Equity MFs (including ELSS) received record net inflows of about Rs.12,727 crore in July. And if this goes by the industry convention of adding at least 50% of inflows in balanced funds as equity inflow, the total figure would be in the range of Rs.16,660 crore.
Total assets managed by the MF industry as of end-July rose to an all-time high at Rs.19.97 lakh crore, a 31.5% annual growth. Also, equity assets were at an all-time high at nearly Rs.7 lakh crore, or about 35% of the total industry assets. In July liquid funds witnessed net outflow of about Rs.19,500 crore.
Compared with the huge net inflows in equity funds, total purchases of stocks by fund houses in July were of about $1.9 billion, which was 2.3 times the money deployed by FIIs.
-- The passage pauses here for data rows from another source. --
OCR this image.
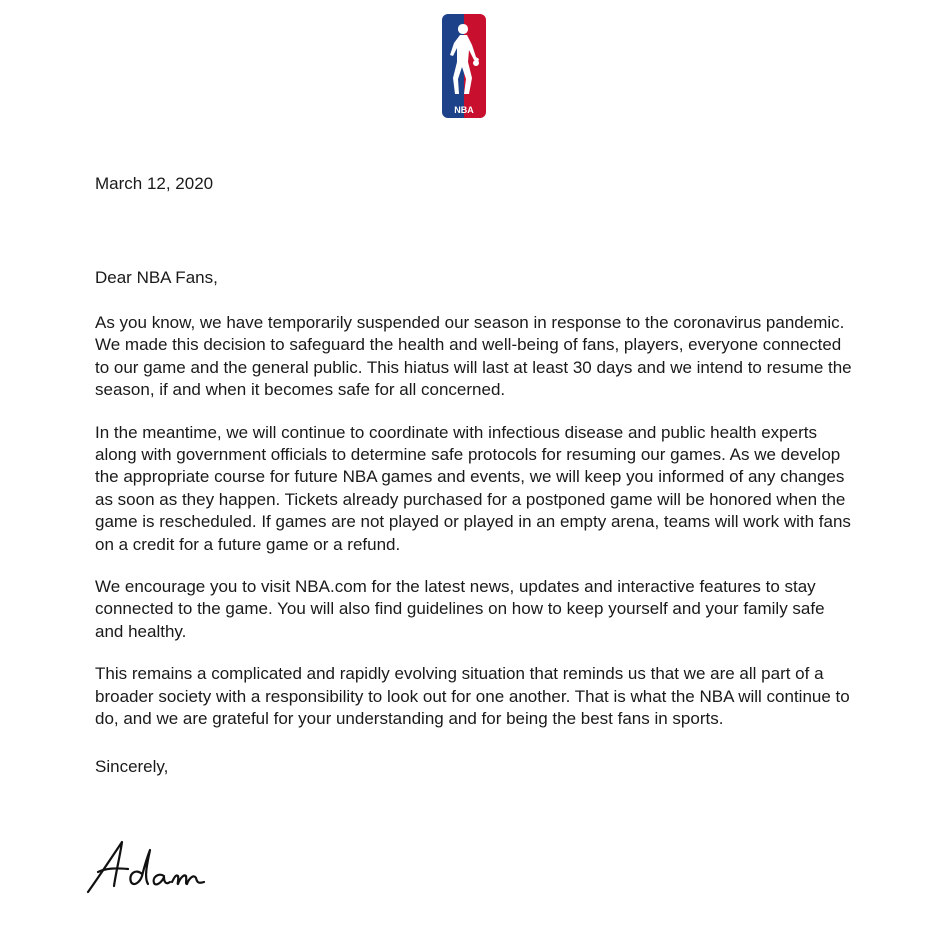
NBA

March 12, 2020

Dear NBA Fans,

As you know, we have temporarily suspended our season in response to the coronavirus pandemic. We made this decision to safeguard the health and well-being of fans, players, everyone connected to our game and the general public. This hiatus will last at least 30 days and we intend to resume the season, if and when it becomes safe for all concerned.

In the meantime, we will continue to coordinate with infectious disease and public health experts along with government officials to determine safe protocols for resuming our games. As we develop the appropriate course for future NBA games and events, we will keep you informed of any changes as soon as they happen. Tickets already purchased for a postponed game will be honored when the game is rescheduled. If games are not played or played in an empty arena, teams will work with fans on a credit for a future game or a refund.

We encourage you to visit NBA.com for the latest news, updates and interactive features to stay connected to the game. You will also find guidelines on how to keep yourself and your family safe and healthy.

This remains a complicated and rapidly evolving situation that reminds us that we are all part of a broader society with a responsibility to look out for one another. That is what the NBA will continue to do, and we are grateful for your understanding and for being the best fans in sports.

Sincerely,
In each of the last four months, domestic fund houses have pumped in more money into Indian stocks than their overseas peers. Though foreign funds are marginally ahead of equity MFs in investments so far in 2017, their overall performance for the year is largely due to the massive Rs.30,906 crore net inflow in March.
While the stock market is rallying, interest income from fixed income products, like bank and company deposits, is falling due to cut in the rate of interest in the economy. Gold and real estate have not given good returns over the last few years. Due to these reasons people are looking at other asset classes, including shares.